La Cnda évalue les risques de persécutions au moment où elle statue et non au moment où la personne a fui. Le demandeur doit donc être en mesure de démontrer dans son recours qu'il risque d'être persécuté en cas de retour dans son pays.
 
L'accompagnant interrogera également le demandeur sur la manière dont s’est déroulé l’entretien avec l’officier de protection. Si certaines déclarations ont paru insuffisantes sur tel ou tel point, c’est peut être que le demandeur n’a pas compris la question, que le traducteur parlait mal sa langue, ou encore qu’il a été interrompu dans son récit par l’officier de protection. Le compte rendu d’entretien pourra aider l’accompagnant à mieux comprendre pourquoi les déclarations du demandeur sont apparues imprécises, confuses ou contradictoires.
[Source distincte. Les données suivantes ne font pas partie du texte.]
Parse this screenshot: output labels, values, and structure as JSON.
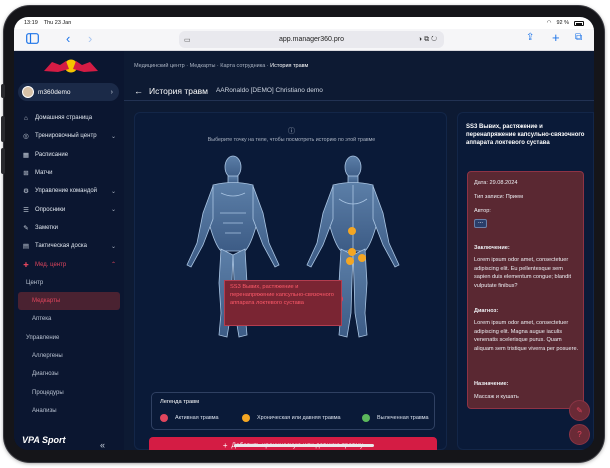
{
  "status_bar": {
    "time": "13:19",
    "date": "Thu 23 Jan",
    "battery": "92 %"
  },
  "browser": {
    "url": "app.manager360.pro"
  },
  "sidebar": {
    "user": "m360demo",
    "items": [
      {
        "label": "Домашняя страница",
        "icon": "home-icon"
      },
      {
        "label": "Тренировочный центр",
        "icon": "training-icon",
        "expand": true
      },
      {
        "label": "Расписание",
        "icon": "calendar-icon"
      },
      {
        "label": "Матчи",
        "icon": "match-icon"
      },
      {
        "label": "Управление командой",
        "icon": "team-icon",
        "expand": true
      },
      {
        "label": "Опросники",
        "icon": "survey-icon",
        "expand": true
      },
      {
        "label": "Заметки",
        "icon": "notes-icon"
      },
      {
        "label": "Тактическая доска",
        "icon": "tactics-icon",
        "expand": true
      },
      {
        "label": "Мед. центр",
        "icon": "medical-icon",
        "expand": true
      }
    ],
    "med_center": "Центр",
    "med_active": "Медкарты",
    "pharmacy": "Аптека",
    "management": "Управление",
    "sub_items": [
      "Аллергены",
      "Диагнозы",
      "Процедуры",
      "Анализы"
    ],
    "footer_logo": "VPA Sport"
  },
  "breadcrumb": {
    "items": [
      "Медицинский центр",
      "Медкарты",
      "Карта сотрудника"
    ],
    "current": "История травм"
  },
  "header": {
    "title": "История травм",
    "subtitle": "AARonaldo [DEMO] Christiano demo"
  },
  "body_map": {
    "hint": "Выберите точку на теле, чтобы посмотреть историю по этой травме",
    "tooltip": "SS3 Вывих, растяжение и перенапряжение капсульно-связочного аппарата локтевого сустава"
  },
  "legend": {
    "title": "Легенда травм",
    "items": [
      {
        "label": "Активная травма",
        "color": "#e0455d"
      },
      {
        "label": "Хроническая или давняя травма",
        "color": "#f4a623"
      },
      {
        "label": "Вылеченная травма",
        "color": "#5cb85c"
      }
    ]
  },
  "add_button": "Добавить хроническую или давнюю травму",
  "detail": {
    "title": "SS3 Вывих, растяжение и перенапряжение капсульно-связочного аппарата локтевого сустава",
    "date": "Дата: 29.08.2024",
    "type": "Тип записи: Прием",
    "author_label": "Автор:",
    "author_btn": "...",
    "conclusion_label": "Заключение:",
    "conclusion": "Lorem ipsum odor amet, consectetuer adipiscing elit. Eu pellentesque sem sapien duis elementum congue; blandit vulputate finibus?",
    "diagnosis_label": "Диагноз:",
    "diagnosis": "Lorem ipsum odor amet, consectetuer adipiscing elit. Magna augue iaculis venenatis scelerisque purus. Quam aliquam sem tristique viverra per posuere.",
    "prescription_label": "Назначение:",
    "prescription": "Массаж и кушать"
  }
}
Par souci de cohérence, l’accompagnant peut avoir intérêt à reprendre, dans le recours, l’ensemble du récit en le complétant ou en le précisant sur tous les points faibles relevés par l’Opfra dans sa décision.

Si le demandeur a pu, depuis l’entretien, rassembler des pièces de nature à établir le bien fondé de sa demande, elles seront jointes au recours, y compris leur traduction, même libre (la traduction par traducteur assermenté n’est pas obligatoire mais elle est toutefois fortement conseillée). Les actes d'état civil, les actes judiciaires et de police versés au dossier doivent, en revanche, être traduits par un traducteur assermenté. Il ne s’agit pas d’un traducteur intervenant devant la CNDA, mais d’un traducteur figurant sur une liste dressée par le Procureur de la République.